To "accept the universe," to protest against it, voluntary alternatives. So that in a given case of evil the mind seesaws between the effort to improve it away, and resignation. The second not being resorted to till the first has failed, it would seem either that the second were an insincere pis aller, or the first a superfluous vanity. The solution can only lie in taking neither absolutely, but in making the resignation only provisional (that is, voluntary, conditional), and the attempt to improve to have its worth in the action rather than the result. Thus resignation affords ground and leisure to advance to new philanthropic action. Resignation should not say, "it is good," "a mild yoke," and so forth, but "I'm willing to stand it for the present." This brings matters back to proposition (a).
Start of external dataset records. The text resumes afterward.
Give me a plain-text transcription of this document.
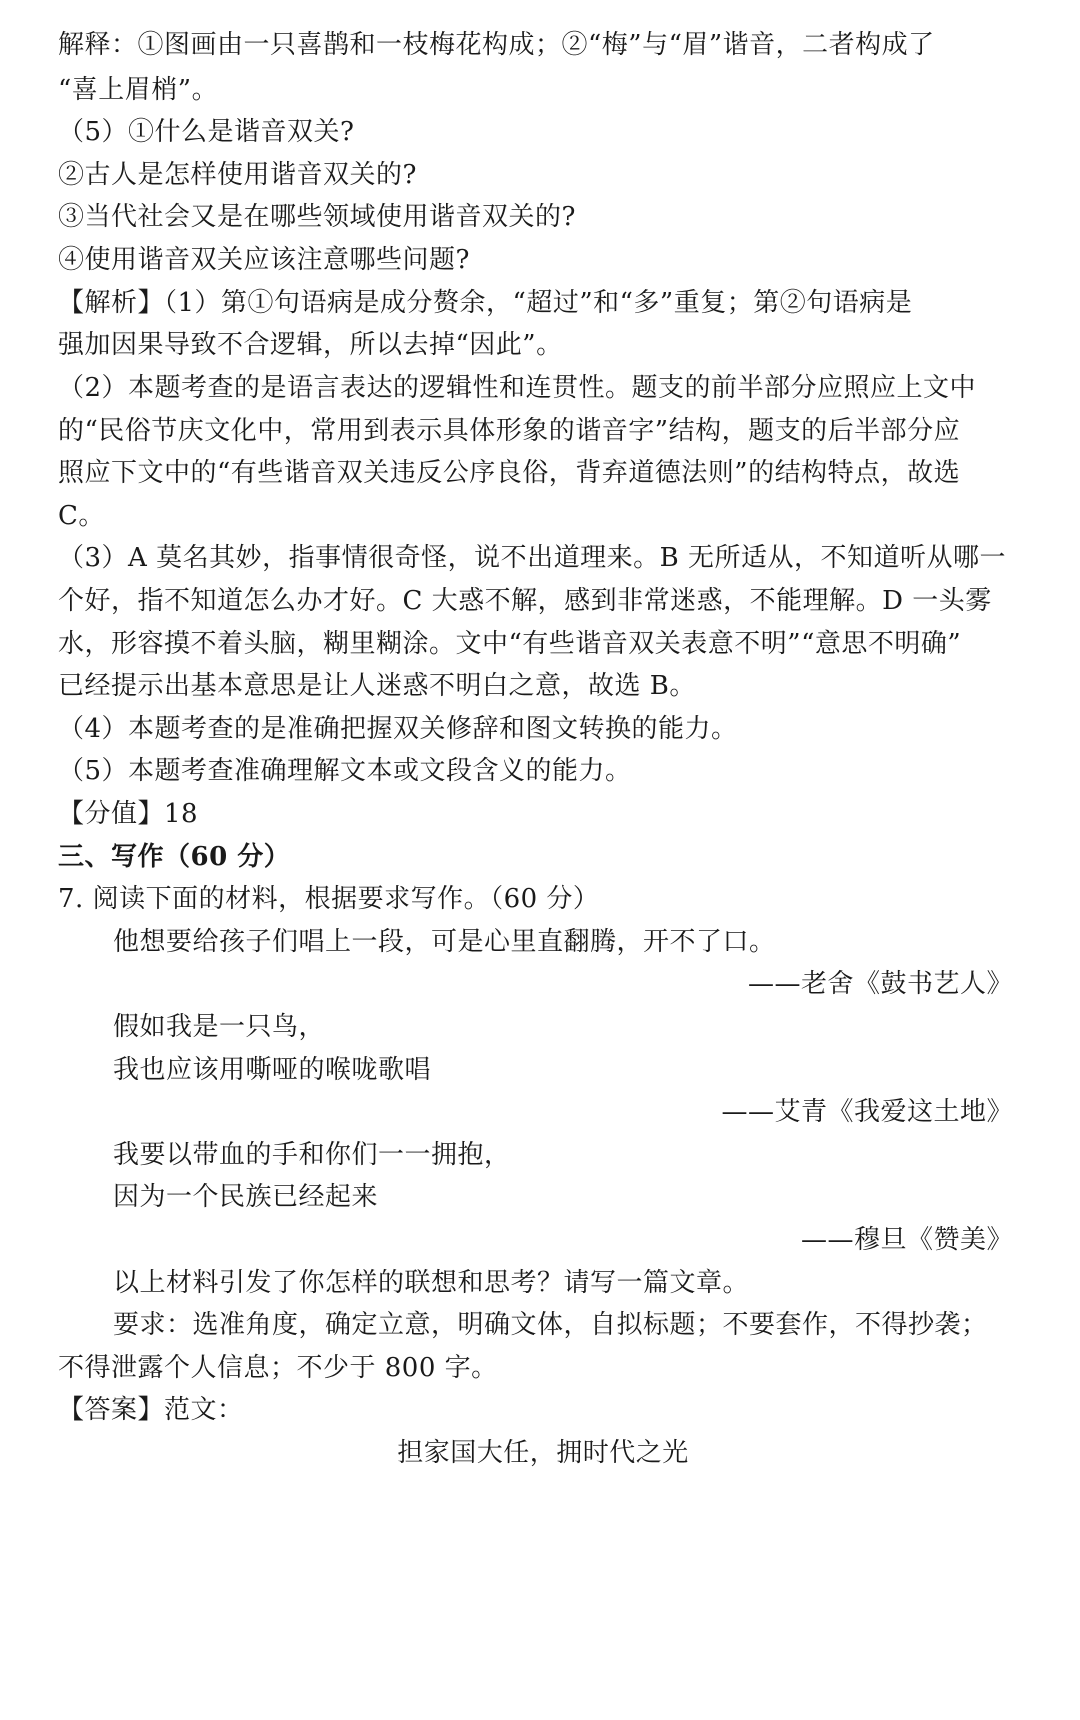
解释：①图画由一只喜鹊和一枝梅花构成；②“梅”与“眉”谐音，二者构成了
“喜上眉梢”。
（5）①什么是谐音双关?
②古人是怎样使用谐音双关的?
③当代社会又是在哪些领域使用谐音双关的?
④使用谐音双关应该注意哪些问题?
【解析】（1）第①句语病是成分赘余，“超过”和“多”重复；第②句语病是
强加因果导致不合逻辑，所以去掉“因此”。
（2）本题考查的是语言表达的逻辑性和连贯性。题支的前半部分应照应上文中
的“民俗节庆文化中，常用到表示具体形象的谐音字”结构，题支的后半部分应
照应下文中的“有些谐音双关违反公序良俗，背弃道德法则”的结构特点，故选
C。
（3）A 莫名其妙，指事情很奇怪，说不出道理来。B 无所适从，不知道听从哪一
个好，指不知道怎么办才好。C 大惑不解，感到非常迷惑，不能理解。D 一头雾
水，形容摸不着头脑，糊里糊涂。文中“有些谐音双关表意不明”“意思不明确”
已经提示出基本意思是让人迷惑不明白之意，故选 B。
（4）本题考查的是准确把握双关修辞和图文转换的能力。
（5）本题考查准确理解文本或文段含义的能力。
【分值】18
三、写作（60 分）
7. 阅读下面的材料，根据要求写作。（60 分）
他想要给孩子们唱上一段，可是心里直翻腾，开不了口。
——老舍《鼓书艺人》
假如我是一只鸟，
我也应该用嘶哑的喉咙歌唱
——艾青《我爱这土地》
我要以带血的手和你们一一拥抱，
因为一个民族已经起来
——穆旦《赞美》
以上材料引发了你怎样的联想和思考？请写一篇文章。
要求：选准角度，确定立意，明确文体，自拟标题；不要套作，不得抄袭；
不得泄露个人信息；不少于 800 字。
【答案】范文：
担家国大任，拥时代之光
What the man wants, more or less, being the ultimate appeal for him.

Three quantities to determine. (1) how much pain I'll stand; (2) how much other's pain I'll inflict (by existing); (3) how much other's pain I'll "accept," without ceasing to take pleasure in their existence. Resignation [means] "none of my business." (301-02)
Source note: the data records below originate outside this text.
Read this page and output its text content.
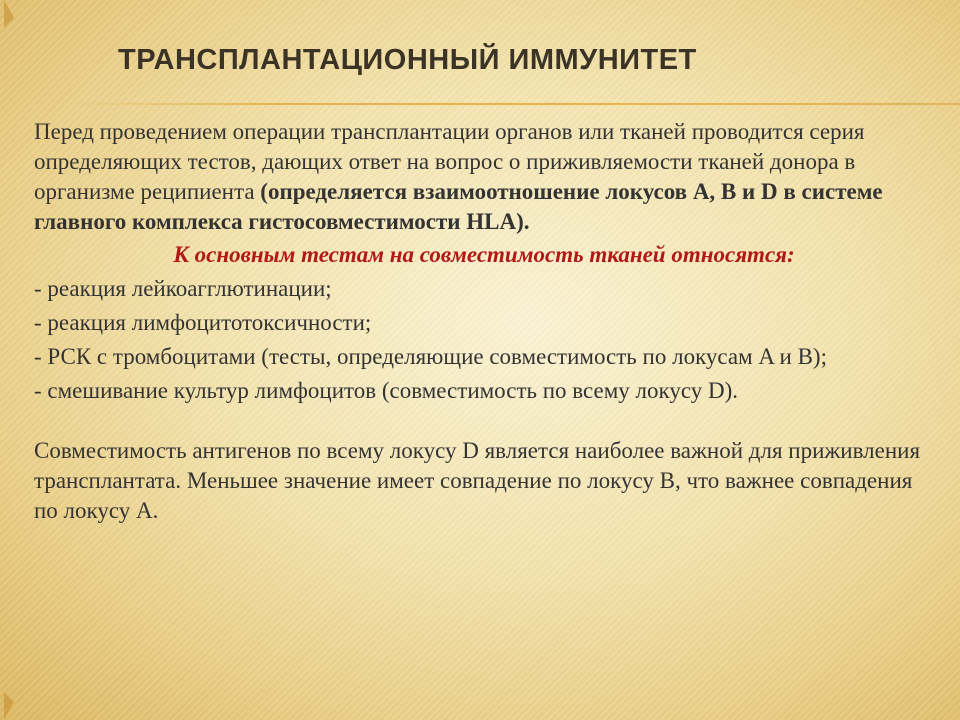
ТРАНСПЛАНТАЦИОННЫЙ ИММУНИТЕТ

Перед проведением операции трансплантации органов или тканей проводится серия определяющих тестов, дающих ответ на вопрос о приживляемости тканей донора в организме реципиента (определяется взаимоотношение локусов A, B и D в системе главного комплекса гистосовместимости HLA).

К основным тестам на совместимость тканей относятся:

- реакция лейкоагглютинации;

- реакция лимфоцитотоксичности;

- РСК с тромбоцитами (тесты, определяющие совместимость по локусам A и B);

- смешивание культур лимфоцитов (совместимость по всему локусу D).

Совместимость антигенов по всему локусу D является наиболее важной для приживления трансплантата. Меньшее значение имеет совпадение по локусу B, что важнее совпадения по локусу A.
2. Schopenhauer's "Bejahung und Verneinung" (3): The words Bejahung and Verneinung are key terms in Schopenhauer's Die Welt als Wille und Vorstellung (The World as Will and Representation, 1819, 1844, 1859). Nevertheless, Burke's source may be a chapter from Book II of Schopenhauer's Parerga und Paralipomena (1851), "Nachträge zur Lehre von der Bejahung und Verneinung des Willens zum Leben" ("Additional Remarks on the Doctrine of the Affirmation and Denial of the Will-to-Live"). When Burke stated that "'Acceptance' and 'rejection' (Schopenhauer's Bejahung und Verneinung) then, start from the problem of evil" (3), he may have had the following passage in mind:

I know of no greater absurdity than that propounded by most systems of philosophy in declaring evil to be negative in its character. Evil is just what is positive; it makes its own existence felt. Leibnitz is particularly concerned to defend this absurdity; and he seeks to strengthen his position by using a palpable and paltry sophism. It is the good which is negative; in other words, happiness and satisfaction always imply some desire fulfilled, some state of pain brought to an end.